Remove obstacles to investment and ensure a sustainable post-Covid recovery, UN forum says

The recovery must be green, inclusive and just, officials and business leaders at the Unctad's World Investment Forum say

(FILES) In this file photo taken on September 23, 2019 the United Nations flag is seen is seen during the Climate Action Summit 2019 at the United Nations General Assembly Hall in New York City. The United States and China remained at loggerheads April 30, 2020 over a UN Security Council draft resolution calling for a 90-day humanitarian pause in conflicts worldwide in the face of the coronavirus pandemic. / AFP / Ludovic MARIN

Countries should remove obstacles to investment and step up collaborative action to ensure that the global recovery from the Covid-19 pandemic is green, inclusive and sustainable, a United Nations forum heard on Monday.

Government officials, business leaders and UN representatives gathered online during the opening summit of the seventh World Investment Forum with the theme of “Investing in sustainable recovery” to address the key challenges facing investors in a post-pandemic world grappling with the looming threat of climate change.

"The first challenge is to mobilise global investment for the UN Sustainable Development Goals: What we need is a broad-based, equitable recovery that runs at the same speed for everyone – no one should be left behind," Abdulla Shahid, president of the 76th Session of the UN General Assembly, said at the forum. "Let us work to ensure that recovery plans and programmes are aligned with SDGs and climate targets at each step of the process."

The 2021 World Investment Forum comes at a critical time for global investment and aims to address the main obstacles facing the investment-for-development community worldwide. Organised by the United Nations Conference on Trade and Development (Unctad), the forum aims to tackle the challenges and opportunities arising from the new industrial revolution, the need for sustainable development and the improvement of economic resilience.

"Recovering from the Covid-19 crisis and building forward better will not be possible without reigniting investment as an engine of growth," said James Zhan, director of the investment and enterprise division at Unctad. "We need a big push for investment in sustainable and inclusive recovery."

The role of the private sector is critical in driving growth, boosting jobs and contributing to sustainable development, according to Mr Shahid.

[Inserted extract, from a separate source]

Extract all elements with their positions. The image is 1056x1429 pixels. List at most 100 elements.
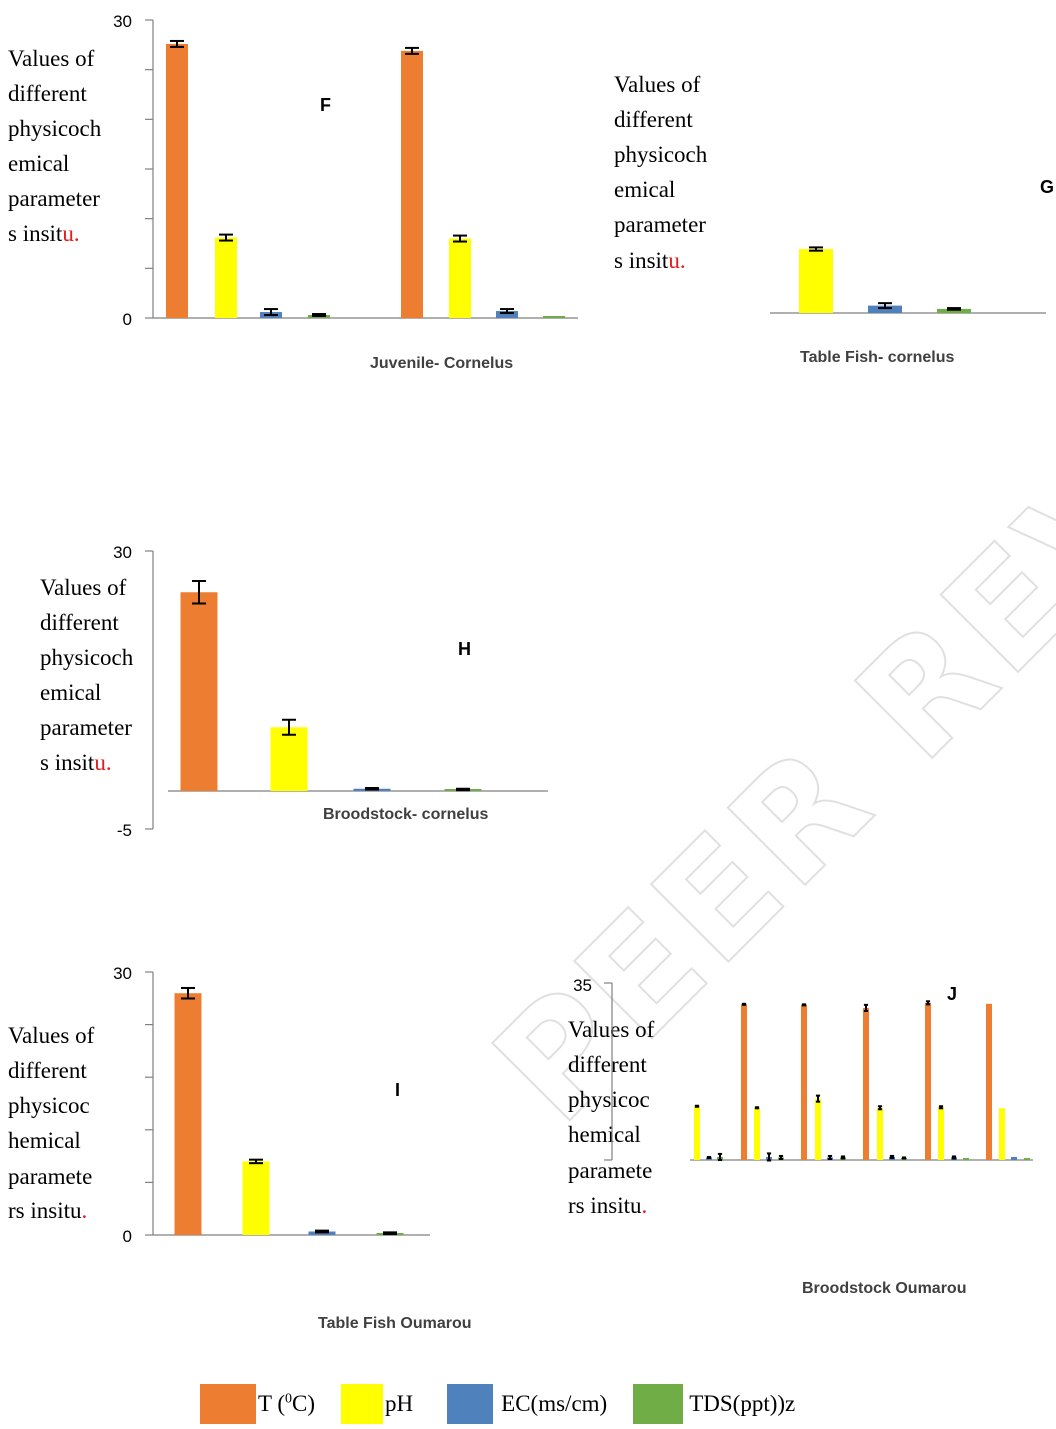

"Global stimulus packages committed $3.5 trillion of public funds towards a post-pandemic recovery," he said. "While only a tenth is destined for developing countries, the private sector can leverage these funds to multiply the impact 10 times. This will provide one-third of the total investments needed to reach the SDGs."

Sustainability and resilience must be fully ingrained into countries' policies and companies' corporate culture, Mr Shahid said. Foregoing this could expose them to further risks in the future, more debt and more setbacks.

"A focus on sustainability and resilience will fundamentally and strategically change how countries, companies and communities think about competitiveness and investment opportunities," the UN official said.

The global investment community must remobilise investment, channel it into SDG sectors, particularly in poverty ridden countries, and redouble efforts to ensure that it generates sustainable development, executives at the forum said.

The impact of the Covid-19 pandemic has been particularly devastating for women, the poor and vulnerable groups, Amina Mohammed, deputy secretary general of the UN, said.

"As investors you have enormous leverage on our future," she told the forum, adding that without bold action, the impact on economies will be devastating.

Many developing economies are in a "spiral of financial distress" as they face higher borrowing costs and are forced to divert funds from public spending into servicing debt, Ms Mohammed said.

"The future must be inclusive, just, prosperous and sustainable," she said.

Bill Winters, chief executive of Standard Chartered, said that the global economic backdrop is "encouraging" with a strong rebound expected this year and the next on the back of monetary and fiscal support.

However, with governments slowly withdrawing some of this support, Standard Chartered is "carefully monitoring" this withdrawal and watching out for factors that can disrupt growth including new Covid variants, oil prices, inflation and supply chain disruptions, Mr Winters said.

The executive also highlighted the need for investments in developing economies.

"The need to work in a collaborative way has never been greater than right now," Mr Winters said.